Généralement de petites superficies, les forêts sacrées sont maintenues dans des zones où n'existent souvent plus depuis longtemps des forêts. Les bois sacrés existent depuis longtemps, sur la sphère terrestre. Chez les Sénoufo du nord de la Côte d'Ivoire le « bois sacré », ou « Sizang » en Senoufo renvoie à deux réalités : au sens propre, il désigne une petite forêt dense ou clairsemée, généralement située à proximité immédiate des villages. Son nombre et sa superficie varient en fonction de la densité de la population et de la forme de l’agglomération. Celles-ci sont vénérées par les populations et très respectées, du fait de leur caractère sacré. Toutefois leur gestion est réglementée par des pouvoirs dits traditionnels et répond de ce fait à un fonctionnement particulier, en marge de celui des forêts classiques.
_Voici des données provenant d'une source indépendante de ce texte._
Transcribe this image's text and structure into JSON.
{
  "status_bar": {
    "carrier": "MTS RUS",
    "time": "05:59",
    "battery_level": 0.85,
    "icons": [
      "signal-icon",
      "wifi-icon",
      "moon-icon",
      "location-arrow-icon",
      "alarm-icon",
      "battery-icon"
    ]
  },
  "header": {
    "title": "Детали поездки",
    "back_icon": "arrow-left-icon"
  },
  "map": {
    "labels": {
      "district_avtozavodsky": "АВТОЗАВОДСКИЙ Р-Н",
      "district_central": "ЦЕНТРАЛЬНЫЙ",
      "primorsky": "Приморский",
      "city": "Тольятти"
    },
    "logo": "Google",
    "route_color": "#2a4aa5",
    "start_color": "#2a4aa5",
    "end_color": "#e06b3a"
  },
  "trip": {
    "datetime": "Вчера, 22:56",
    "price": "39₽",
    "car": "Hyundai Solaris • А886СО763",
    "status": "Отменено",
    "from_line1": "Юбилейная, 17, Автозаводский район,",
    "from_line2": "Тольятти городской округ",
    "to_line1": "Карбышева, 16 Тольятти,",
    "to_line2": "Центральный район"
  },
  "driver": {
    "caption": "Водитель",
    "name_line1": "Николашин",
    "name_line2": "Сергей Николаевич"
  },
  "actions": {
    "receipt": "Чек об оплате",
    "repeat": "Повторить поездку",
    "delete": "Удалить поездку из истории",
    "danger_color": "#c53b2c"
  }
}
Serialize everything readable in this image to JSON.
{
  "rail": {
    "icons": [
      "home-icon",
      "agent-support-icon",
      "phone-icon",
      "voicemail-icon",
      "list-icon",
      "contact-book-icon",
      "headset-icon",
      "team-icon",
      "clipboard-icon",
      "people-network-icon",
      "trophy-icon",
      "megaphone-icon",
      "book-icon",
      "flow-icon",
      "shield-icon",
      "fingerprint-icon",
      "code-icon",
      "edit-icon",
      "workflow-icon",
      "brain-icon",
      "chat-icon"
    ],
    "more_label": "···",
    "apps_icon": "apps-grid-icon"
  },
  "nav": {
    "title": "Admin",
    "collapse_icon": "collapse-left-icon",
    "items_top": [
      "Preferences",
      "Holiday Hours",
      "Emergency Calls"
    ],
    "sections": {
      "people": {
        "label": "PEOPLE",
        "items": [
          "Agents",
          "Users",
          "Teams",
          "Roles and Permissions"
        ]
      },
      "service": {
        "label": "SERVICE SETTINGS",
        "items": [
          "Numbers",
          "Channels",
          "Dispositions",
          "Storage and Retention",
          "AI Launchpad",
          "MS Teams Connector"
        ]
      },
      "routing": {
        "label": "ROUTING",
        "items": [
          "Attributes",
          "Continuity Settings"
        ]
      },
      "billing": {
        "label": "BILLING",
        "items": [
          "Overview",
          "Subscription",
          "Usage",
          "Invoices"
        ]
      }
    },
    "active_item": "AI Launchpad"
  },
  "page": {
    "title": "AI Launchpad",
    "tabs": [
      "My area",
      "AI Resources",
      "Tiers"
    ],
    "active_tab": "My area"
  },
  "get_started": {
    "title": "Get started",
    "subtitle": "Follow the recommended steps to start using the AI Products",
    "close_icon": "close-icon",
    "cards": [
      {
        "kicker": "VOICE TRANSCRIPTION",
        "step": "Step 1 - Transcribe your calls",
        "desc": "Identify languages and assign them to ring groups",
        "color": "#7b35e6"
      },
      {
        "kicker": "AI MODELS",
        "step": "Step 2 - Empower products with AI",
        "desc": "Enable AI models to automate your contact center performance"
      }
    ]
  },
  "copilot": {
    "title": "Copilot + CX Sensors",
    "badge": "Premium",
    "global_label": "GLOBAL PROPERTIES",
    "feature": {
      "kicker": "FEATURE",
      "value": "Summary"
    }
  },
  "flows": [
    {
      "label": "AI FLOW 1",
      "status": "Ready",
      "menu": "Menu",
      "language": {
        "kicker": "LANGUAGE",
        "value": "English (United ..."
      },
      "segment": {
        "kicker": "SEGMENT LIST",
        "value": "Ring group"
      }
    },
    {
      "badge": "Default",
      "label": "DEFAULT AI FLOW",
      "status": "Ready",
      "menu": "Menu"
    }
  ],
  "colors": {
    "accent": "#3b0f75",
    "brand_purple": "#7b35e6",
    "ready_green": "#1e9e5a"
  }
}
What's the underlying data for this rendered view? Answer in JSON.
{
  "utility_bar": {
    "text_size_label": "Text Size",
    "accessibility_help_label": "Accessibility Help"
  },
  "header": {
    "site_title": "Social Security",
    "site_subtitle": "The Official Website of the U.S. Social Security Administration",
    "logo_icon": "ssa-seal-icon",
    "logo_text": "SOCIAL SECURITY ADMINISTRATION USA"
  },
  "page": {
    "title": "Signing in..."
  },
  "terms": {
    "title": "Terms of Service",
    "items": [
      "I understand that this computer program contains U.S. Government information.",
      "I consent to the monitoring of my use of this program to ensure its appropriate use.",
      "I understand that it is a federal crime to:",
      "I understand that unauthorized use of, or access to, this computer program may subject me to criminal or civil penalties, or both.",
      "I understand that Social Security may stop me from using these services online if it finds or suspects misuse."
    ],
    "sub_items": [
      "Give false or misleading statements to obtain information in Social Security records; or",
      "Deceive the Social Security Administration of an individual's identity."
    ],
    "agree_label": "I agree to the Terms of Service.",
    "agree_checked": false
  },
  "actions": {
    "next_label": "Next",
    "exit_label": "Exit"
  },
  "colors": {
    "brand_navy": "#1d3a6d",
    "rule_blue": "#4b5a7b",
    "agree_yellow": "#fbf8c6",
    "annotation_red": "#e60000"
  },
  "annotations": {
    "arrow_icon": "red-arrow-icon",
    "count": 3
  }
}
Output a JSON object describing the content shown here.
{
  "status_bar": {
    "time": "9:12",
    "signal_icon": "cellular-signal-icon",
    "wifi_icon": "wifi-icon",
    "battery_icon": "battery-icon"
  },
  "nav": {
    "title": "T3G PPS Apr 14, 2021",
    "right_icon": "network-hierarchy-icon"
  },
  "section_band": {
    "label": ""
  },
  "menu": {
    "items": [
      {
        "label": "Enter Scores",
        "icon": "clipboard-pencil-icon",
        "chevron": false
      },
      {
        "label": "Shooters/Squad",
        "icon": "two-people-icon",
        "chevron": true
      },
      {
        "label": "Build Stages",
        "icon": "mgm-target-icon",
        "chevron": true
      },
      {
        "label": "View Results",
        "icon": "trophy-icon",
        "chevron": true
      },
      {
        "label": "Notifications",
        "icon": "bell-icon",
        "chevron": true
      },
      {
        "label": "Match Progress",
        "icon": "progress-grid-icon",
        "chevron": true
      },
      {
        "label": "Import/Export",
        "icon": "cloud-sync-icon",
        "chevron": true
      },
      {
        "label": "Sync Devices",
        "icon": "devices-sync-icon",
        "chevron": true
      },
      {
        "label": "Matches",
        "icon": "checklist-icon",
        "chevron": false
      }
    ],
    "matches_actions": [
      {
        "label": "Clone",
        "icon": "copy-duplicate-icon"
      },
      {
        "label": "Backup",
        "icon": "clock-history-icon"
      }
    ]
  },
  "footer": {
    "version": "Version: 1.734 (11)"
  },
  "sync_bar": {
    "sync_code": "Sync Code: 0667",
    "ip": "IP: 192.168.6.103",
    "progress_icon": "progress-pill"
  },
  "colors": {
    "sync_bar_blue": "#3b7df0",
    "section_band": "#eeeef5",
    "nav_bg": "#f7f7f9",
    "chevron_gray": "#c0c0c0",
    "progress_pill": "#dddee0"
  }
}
L'approche religieuse est prépondérante dans le fonctionnement du bois sacré. Chez les Senoufo, la forêt sacrée rime avec l'initiation au "Poro". Le poro est un rite initiatique d'une durée de 21 ans, divisée en cycle de 7ans. Cette initiation est adressée prioritairement aux hommes et accessoirement aux femmes. Le '' bois sacré '' rime avec le poro. Il est le lieu d'expression de toutes les manifestations culturelles et religieuses. Il est le sanctuaire qui protège les masques sacrés, les génies, les ancêtres, et de ce fait le bois sacré comporte très peu d'empreintes humaines.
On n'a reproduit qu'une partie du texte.